Stamp Duties Act 1783
- Parliament of Great Britain
- Long title: An Act for granting to His Majesty a Stamp Duty on the Registry of Burials, Marriages, Births, and Christenings.
- Citation: 23 Geo. 3. c. 67
- Territorial extent: Great Britain

Dates
- Royal assent: 7 July 1783
- Commencement: 1 October 1783
- Repealed: 1 August 1794

Other legislation
- Repealed by: Stamps Act 1794

Status: Repealed

Text of statute as originally enacted

= Stamp Duties Act 1783 =

Act of the Parliament of Great Britain

The Stamp Duties Act 1783 (23 Geo. 3. c. 67) was passed by the House of Commons of Great Britain in order to raise money to pay for the American War of Independence. Under the provisions of this act, all baptism, marriage and burial entries in each parish register were subject to a tax of 3d (old pence). Church ministers were empowered to collect the duty, and were allowed to keep 10% of this fee as compensation for their trouble.
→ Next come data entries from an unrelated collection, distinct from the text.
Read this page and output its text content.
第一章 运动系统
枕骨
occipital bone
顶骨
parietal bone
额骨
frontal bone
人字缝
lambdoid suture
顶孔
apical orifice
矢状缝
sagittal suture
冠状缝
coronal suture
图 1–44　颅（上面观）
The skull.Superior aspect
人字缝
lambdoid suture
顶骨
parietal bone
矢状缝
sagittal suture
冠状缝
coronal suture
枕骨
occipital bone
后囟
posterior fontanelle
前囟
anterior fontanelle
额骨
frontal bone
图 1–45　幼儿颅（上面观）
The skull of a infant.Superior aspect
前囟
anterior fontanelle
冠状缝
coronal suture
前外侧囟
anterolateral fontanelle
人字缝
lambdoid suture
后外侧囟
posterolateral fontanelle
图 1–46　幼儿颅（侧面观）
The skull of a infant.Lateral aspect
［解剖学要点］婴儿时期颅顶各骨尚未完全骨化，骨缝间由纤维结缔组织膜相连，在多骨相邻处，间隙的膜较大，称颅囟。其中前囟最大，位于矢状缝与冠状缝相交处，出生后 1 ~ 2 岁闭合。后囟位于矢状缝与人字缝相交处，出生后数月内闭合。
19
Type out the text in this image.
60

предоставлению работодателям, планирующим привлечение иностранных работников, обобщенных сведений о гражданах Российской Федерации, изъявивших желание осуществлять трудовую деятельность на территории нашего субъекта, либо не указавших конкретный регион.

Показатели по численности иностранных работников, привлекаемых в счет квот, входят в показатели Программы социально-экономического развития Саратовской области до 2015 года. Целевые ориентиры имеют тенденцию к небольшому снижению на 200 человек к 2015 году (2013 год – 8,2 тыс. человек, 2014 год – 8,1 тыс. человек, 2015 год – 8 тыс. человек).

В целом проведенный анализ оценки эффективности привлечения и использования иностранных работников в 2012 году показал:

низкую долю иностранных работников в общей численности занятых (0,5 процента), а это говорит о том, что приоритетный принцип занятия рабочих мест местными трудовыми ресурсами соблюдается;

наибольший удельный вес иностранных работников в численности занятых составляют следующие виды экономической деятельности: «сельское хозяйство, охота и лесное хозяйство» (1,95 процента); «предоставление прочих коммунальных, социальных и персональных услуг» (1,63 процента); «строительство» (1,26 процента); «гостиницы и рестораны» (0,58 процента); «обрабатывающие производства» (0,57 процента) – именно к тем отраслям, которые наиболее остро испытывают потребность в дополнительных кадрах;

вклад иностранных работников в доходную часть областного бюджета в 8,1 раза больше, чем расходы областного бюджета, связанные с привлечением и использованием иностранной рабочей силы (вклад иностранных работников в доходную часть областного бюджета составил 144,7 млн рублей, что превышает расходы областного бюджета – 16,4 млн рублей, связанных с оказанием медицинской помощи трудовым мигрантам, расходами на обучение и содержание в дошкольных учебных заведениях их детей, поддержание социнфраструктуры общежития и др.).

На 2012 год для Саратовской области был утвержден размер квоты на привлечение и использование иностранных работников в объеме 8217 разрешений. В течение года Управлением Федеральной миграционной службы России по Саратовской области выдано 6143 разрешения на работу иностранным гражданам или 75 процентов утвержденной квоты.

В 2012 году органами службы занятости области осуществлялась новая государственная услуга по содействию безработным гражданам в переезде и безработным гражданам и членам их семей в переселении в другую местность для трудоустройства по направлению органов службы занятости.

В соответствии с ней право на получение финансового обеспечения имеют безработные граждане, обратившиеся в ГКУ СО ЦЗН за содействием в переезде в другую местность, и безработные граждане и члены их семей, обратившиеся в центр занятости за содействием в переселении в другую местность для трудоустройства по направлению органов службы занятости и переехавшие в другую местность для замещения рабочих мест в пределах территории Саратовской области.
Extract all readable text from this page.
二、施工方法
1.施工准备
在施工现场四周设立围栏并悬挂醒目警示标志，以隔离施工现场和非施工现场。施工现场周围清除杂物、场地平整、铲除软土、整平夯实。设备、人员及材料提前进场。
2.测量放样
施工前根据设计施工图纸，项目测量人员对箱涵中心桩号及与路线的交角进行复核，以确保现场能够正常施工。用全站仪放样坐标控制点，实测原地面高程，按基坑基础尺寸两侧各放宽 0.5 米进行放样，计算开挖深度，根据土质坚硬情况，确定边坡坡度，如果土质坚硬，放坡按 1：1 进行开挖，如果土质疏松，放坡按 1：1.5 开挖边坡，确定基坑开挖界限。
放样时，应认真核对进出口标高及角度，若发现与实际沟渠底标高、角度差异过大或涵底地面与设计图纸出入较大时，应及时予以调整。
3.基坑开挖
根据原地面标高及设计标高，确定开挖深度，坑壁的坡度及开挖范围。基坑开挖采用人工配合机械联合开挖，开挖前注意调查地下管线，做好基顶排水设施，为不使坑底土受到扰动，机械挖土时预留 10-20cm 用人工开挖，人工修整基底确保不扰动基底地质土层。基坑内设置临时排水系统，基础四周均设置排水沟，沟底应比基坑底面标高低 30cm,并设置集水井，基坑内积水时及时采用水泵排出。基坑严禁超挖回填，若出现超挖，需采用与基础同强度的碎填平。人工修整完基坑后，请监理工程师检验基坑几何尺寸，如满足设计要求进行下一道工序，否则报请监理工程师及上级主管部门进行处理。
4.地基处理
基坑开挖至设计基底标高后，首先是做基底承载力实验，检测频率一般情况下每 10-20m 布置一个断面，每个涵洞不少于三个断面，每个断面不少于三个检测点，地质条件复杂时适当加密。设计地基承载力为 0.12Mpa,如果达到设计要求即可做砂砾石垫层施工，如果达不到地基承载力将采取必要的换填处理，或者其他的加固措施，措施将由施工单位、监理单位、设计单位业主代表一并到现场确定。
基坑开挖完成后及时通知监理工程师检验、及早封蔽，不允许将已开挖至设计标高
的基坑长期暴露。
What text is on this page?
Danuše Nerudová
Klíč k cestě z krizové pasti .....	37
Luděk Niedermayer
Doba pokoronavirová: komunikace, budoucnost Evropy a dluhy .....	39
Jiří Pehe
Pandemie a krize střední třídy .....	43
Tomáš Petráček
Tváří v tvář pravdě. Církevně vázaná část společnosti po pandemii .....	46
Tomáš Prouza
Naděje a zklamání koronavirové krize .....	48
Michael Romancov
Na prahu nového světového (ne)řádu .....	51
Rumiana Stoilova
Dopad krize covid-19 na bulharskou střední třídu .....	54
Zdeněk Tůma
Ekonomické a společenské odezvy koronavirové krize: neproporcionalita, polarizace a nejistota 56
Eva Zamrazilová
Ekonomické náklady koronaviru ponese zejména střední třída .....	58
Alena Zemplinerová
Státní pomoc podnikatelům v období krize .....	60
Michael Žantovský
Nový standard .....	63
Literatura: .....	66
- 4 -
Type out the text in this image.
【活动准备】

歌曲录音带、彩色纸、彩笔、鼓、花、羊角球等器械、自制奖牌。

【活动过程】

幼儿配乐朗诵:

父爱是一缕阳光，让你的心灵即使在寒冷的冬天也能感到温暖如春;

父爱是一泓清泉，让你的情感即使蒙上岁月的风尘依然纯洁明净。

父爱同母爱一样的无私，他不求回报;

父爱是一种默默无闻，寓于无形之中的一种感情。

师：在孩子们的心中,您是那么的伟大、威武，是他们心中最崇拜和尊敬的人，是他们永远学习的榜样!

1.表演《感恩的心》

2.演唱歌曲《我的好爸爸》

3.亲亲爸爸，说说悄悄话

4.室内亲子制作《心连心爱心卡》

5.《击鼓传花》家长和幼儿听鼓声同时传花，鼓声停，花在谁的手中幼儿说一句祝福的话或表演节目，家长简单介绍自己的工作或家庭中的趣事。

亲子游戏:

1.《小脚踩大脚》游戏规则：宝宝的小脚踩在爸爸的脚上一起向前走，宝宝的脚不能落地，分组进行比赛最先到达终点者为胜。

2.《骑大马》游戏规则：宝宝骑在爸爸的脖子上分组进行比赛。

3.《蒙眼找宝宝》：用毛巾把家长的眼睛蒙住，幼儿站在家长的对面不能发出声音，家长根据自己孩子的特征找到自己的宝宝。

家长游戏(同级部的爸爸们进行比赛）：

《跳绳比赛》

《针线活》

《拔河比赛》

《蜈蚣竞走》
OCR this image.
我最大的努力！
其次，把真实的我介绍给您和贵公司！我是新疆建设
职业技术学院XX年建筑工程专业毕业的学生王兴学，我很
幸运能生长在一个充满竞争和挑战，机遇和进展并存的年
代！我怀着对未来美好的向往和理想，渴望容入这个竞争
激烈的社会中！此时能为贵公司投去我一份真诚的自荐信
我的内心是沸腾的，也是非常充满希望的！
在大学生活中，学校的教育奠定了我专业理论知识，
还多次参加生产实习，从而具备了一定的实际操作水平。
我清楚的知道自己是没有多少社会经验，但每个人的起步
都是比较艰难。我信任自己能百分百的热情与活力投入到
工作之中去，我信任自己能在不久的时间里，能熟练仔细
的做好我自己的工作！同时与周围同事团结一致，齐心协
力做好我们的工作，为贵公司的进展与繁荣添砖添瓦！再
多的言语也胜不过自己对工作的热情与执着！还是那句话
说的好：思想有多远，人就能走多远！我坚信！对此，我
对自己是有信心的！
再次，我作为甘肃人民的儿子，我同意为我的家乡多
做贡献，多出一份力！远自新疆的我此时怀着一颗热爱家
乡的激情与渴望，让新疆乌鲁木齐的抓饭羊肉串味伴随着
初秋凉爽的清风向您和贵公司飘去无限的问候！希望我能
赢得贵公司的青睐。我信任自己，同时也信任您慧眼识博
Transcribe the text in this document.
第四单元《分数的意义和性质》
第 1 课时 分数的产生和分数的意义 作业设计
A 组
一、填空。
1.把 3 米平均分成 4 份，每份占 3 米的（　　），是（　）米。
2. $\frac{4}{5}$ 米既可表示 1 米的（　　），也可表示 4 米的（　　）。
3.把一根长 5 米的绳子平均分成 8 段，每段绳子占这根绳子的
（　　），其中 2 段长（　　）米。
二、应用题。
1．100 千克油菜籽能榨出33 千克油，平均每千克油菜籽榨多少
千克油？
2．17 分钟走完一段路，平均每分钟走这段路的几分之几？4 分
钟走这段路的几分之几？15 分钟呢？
Refusal to pay carried a fine of £5.

This was a deeply unpopular tax, and many clergymen were sympathetic to the plight of their parishioners, and as paupers were exempt from this tax, it is not uncommon for family history researchers and genealogists to find that the number of supposed poor people within a parish has increased many times above normal during these years until the act was finally repealed in 1794. Such entries in a parish register are annotated with either the letter "P." or "Pauper". If a family could not claim exemption then it was not unusual for them simply not to bother, and this would result in a number of adult "late" baptisms during the following decades.

== Subsequent developments ==
The whole act was repealed by section 1 of the Stamps Act 1794 (34 Geo. 3. c. 11).